Elly Roberts reviews
Big Country: At Rockpalast – Live In Concert
Distributed by
WDR through Wienerworld
- Cat.no: WNRD2355
- Released: January 2006
- Format: 2*DVD 9
- Rating: 4/10 (Disc 1), 8/10 (Disc 2)
- Running time: 85 minutes (Disc 1), 112 mins (Disc 2)
- Region: 2, PAL
- Fullscreen: 4:3
- Sound: Dolby Digital 5.1 / Stereo 2.0
- Classification: E (Exempt)
- Languages: English & German
- Retail price: £17.99
For the first time ever on DVD,
come two Big Country concerts from Essen and
Bonn in Germany. Disc 1, Essen 1986, shows Scotland’s very own quartet
storming the Rockpalast with their inimitable fusion of punk and jangly
guitar work.
Frontman Stuart Adamson born in Manchester in 1958 formed the
band in Dunfermline in 1982 after the demise of the Skids in 1980. He took
Big Country on a 16 year journey of 23 top 100 hits. Despite their huge
popularity, the highest they peaked in the UK, was no.7 with Look Away in
’86. They did score a chart-topper with album Steeltown in ’84.

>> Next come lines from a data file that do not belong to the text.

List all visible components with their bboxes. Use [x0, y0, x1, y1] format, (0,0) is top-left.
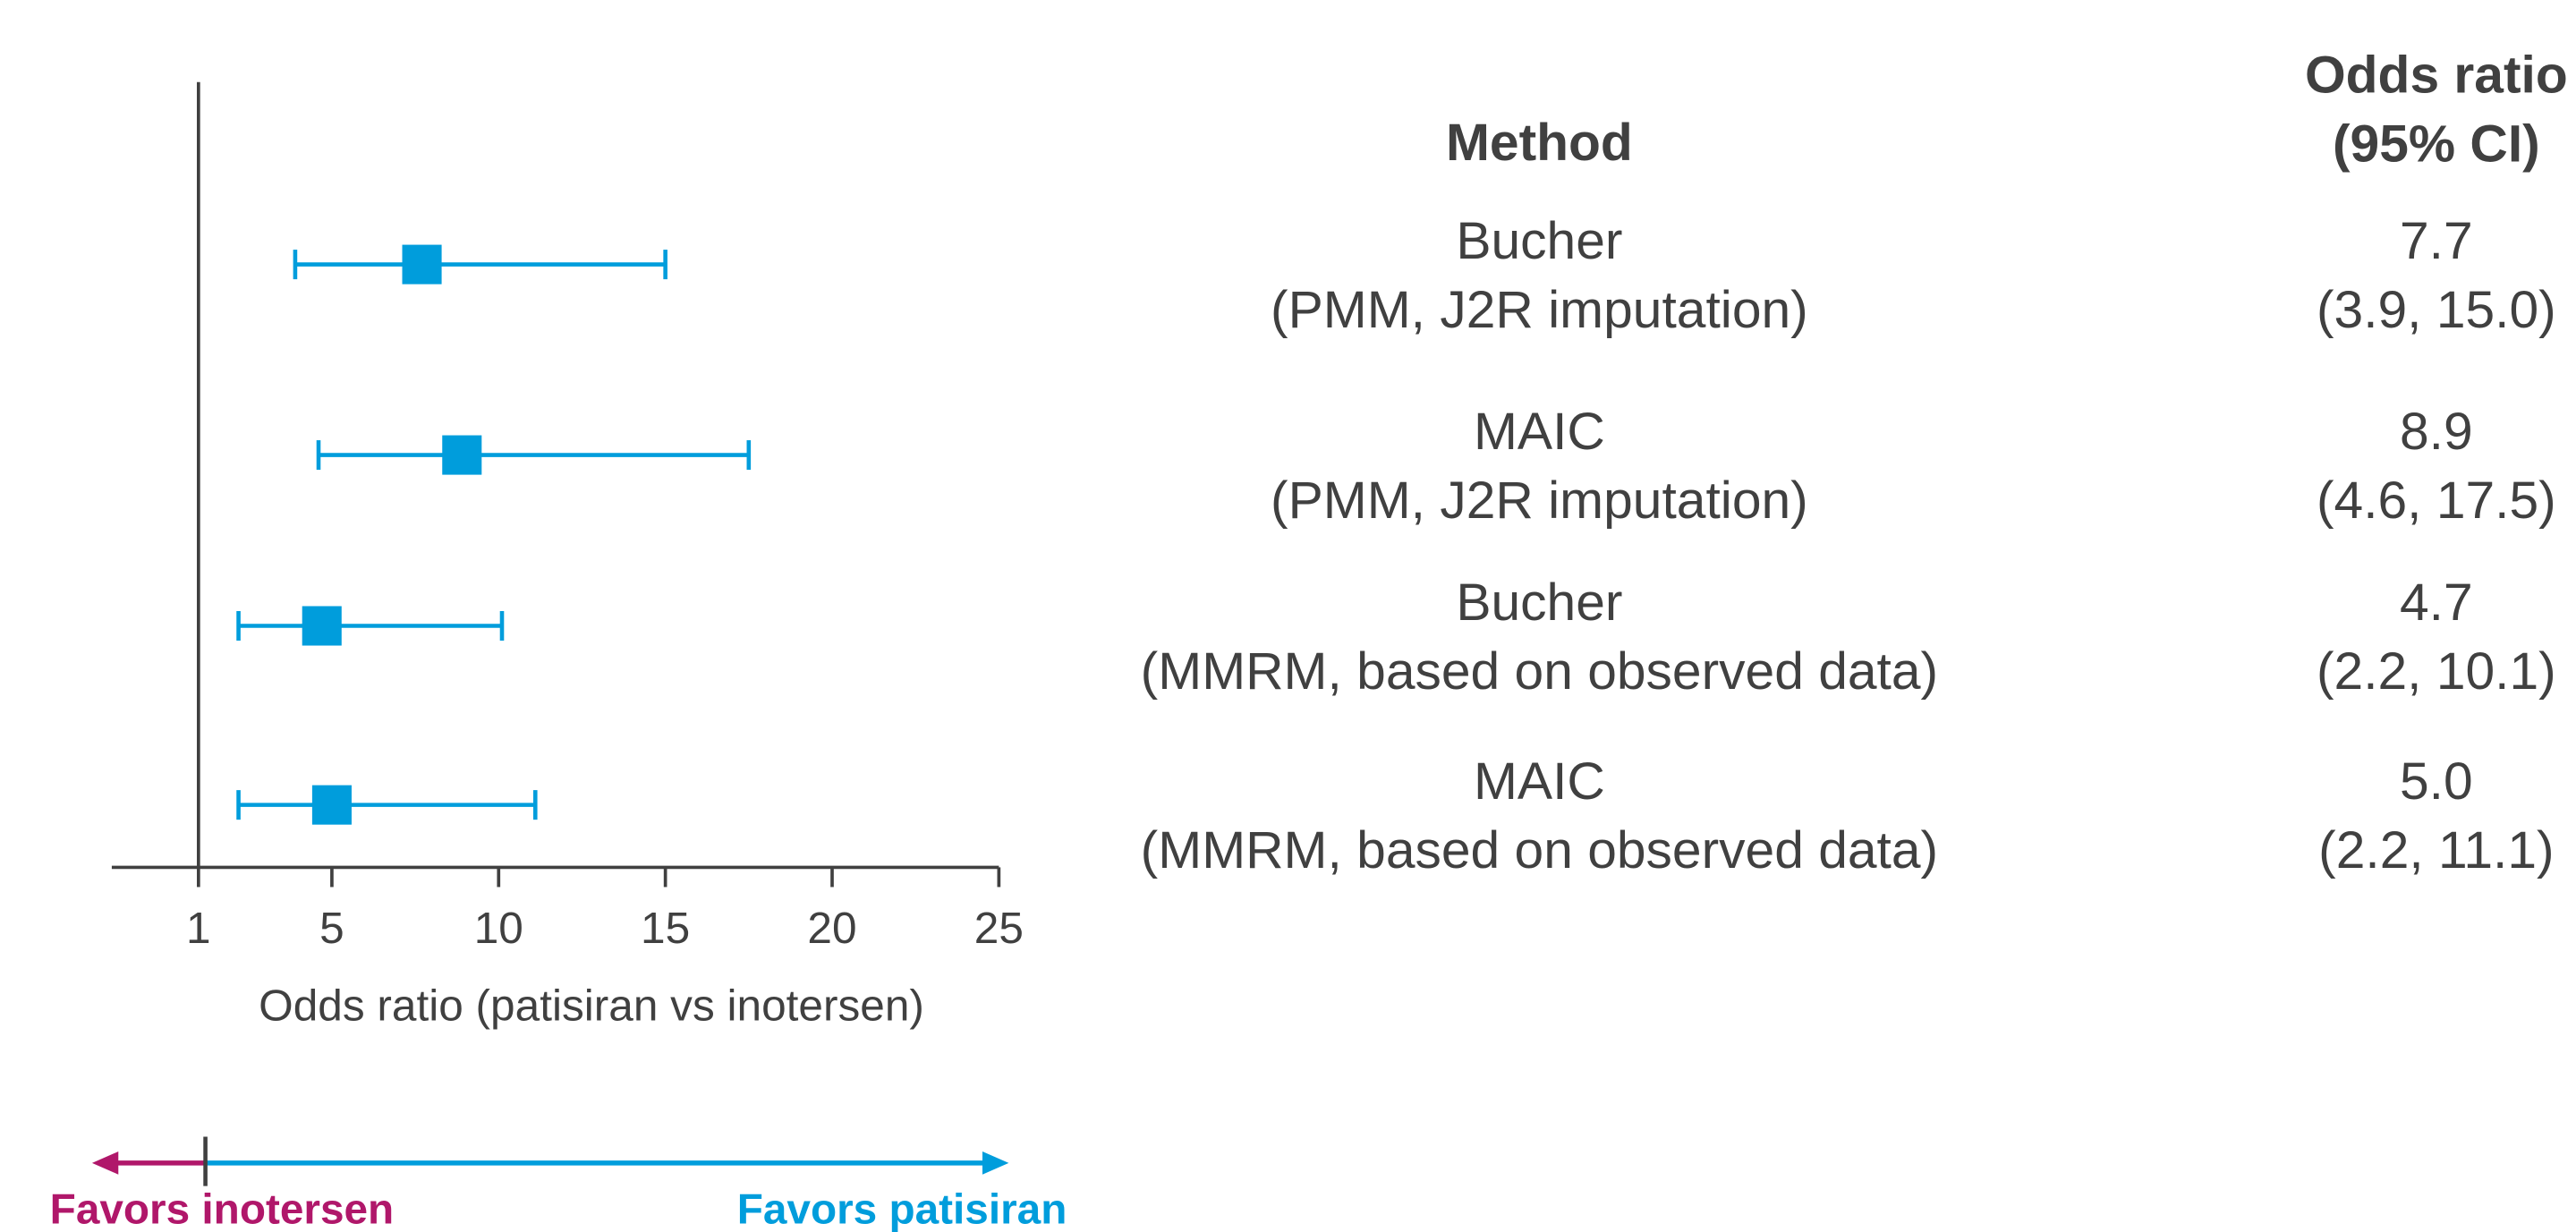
x-tick-label: 25 — [974, 903, 1024, 953]
x-tick-label: 10 — [474, 903, 523, 953]
method-name: Bucher — [1456, 212, 1622, 270]
method-detail: (MMRM, based on observed data) — [1141, 642, 1938, 701]
x-tick-label: 15 — [641, 903, 690, 953]
estimate-marker — [402, 244, 442, 285]
ci-label: (4.6, 17.5) — [2317, 472, 2556, 530]
method-name: MAIC — [1474, 403, 1605, 461]
x-tick-label: 1 — [186, 903, 211, 953]
estimate-marker — [442, 435, 482, 475]
estimate-label: 7.7 — [2400, 212, 2473, 270]
estimate-header: (95% CI) — [2333, 115, 2540, 174]
favors-left-arrowhead — [91, 1151, 119, 1175]
favors-left-label: Favors inotersen — [50, 1186, 395, 1232]
estimate-label: 4.7 — [2400, 574, 2473, 632]
method-name: Bucher — [1456, 574, 1622, 632]
estimate-label: 8.9 — [2400, 403, 2473, 461]
favors-right-label: Favors patisiran — [737, 1186, 1067, 1232]
x-axis-label: Odds ratio (patisiran vs inotersen) — [259, 980, 924, 1030]
favors-right-arrowhead — [982, 1151, 1009, 1175]
ci-label: (3.9, 15.0) — [2317, 281, 2556, 339]
method-name: MAIC — [1474, 752, 1605, 811]
method-header: Method — [1446, 114, 1633, 172]
estimate-label: 5.0 — [2400, 752, 2473, 811]
estimate-header: Odds ratio — [2305, 47, 2568, 105]
method-detail: (PMM, J2R imputation) — [1271, 281, 1808, 339]
ci-label: (2.2, 11.1) — [2318, 821, 2554, 879]
x-tick-label: 20 — [807, 903, 856, 953]
method-detail: (PMM, J2R imputation) — [1271, 472, 1808, 530]
x-tick-label: 5 — [319, 903, 344, 953]
estimate-marker — [311, 785, 352, 825]
ci-label: (2.2, 10.1) — [2317, 642, 2556, 701]
method-detail: (MMRM, based on observed data) — [1141, 821, 1938, 879]
estimate-marker — [302, 606, 342, 646]
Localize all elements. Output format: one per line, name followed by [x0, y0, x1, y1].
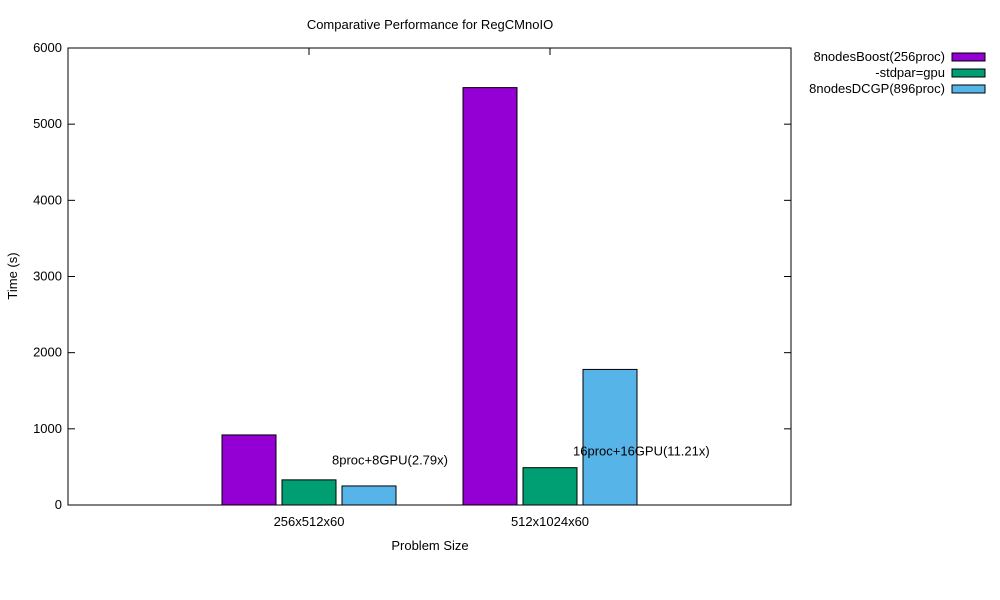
y-tick-label: 6000 [33, 40, 62, 55]
plot-frame [67, 47, 792, 506]
legend-label: 8nodesBoost(256proc) [813, 49, 945, 64]
bar [462, 87, 518, 506]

Garbed in a silver suit, the easy-going Adamson charmed the pants off the
fans. His often faltering voice was overshadowed by their trademark
bagpipe-like sound, pioneered by guitarist Bruce Watson, which, by the
latter ‘80s had lost its appeal.
Rolling out 8 singles and numerous album
tracks, it includes a preview of forthcoming anthemic single Look Away,
their biggest hit. When they reach song 9, the crowd has effectively taken
control – stomping and clapping prefix their most sublime song, Chance, from
three years earlier.
In A Big Country, proves to be another crowd pleaser as the jangly guitars
go into overdrive. The formulaic portfolio ends with a lacklustre cover of
Smokey Robinson’s Tracks Of My Tears.
Six years later promoting new album No Place Like Home which failed to
impress, Disc 2, catches them in Bonn. Adamson, now donning black leather
pants, quaffed hair and sideburns, opens with a very different sound powered
by a smooth synth-player and rockier edge on We’re Not In Kansas. Soon
adopting familiar territory, though not an obvious template, Look Away is
transformed into a funkier rendition.
Republican Party Reptile, an out –and- out rocker, complete with bottle neck
intro (a la Jimmy Page/Led Zep on In My Time Of Dying) shows an added
dimension to their new found repertoire.
We still get a mixed bag of hits, with a request type interlude where
Thirteen Valleys wins hands down. An encore brought the rockers in them – a
pulsating cover of Muddy Waters’ Mannish Boy, impressively signing - off
with Neil Young’s Rockin’ In A Free World. By this time they had evolved into
a more polished act that took them right to the end in 1999. Suffering from
alcohol depression, Adamson left his hometown of Nashville. He was found
dead in a hotel room in Hawaii, 2001.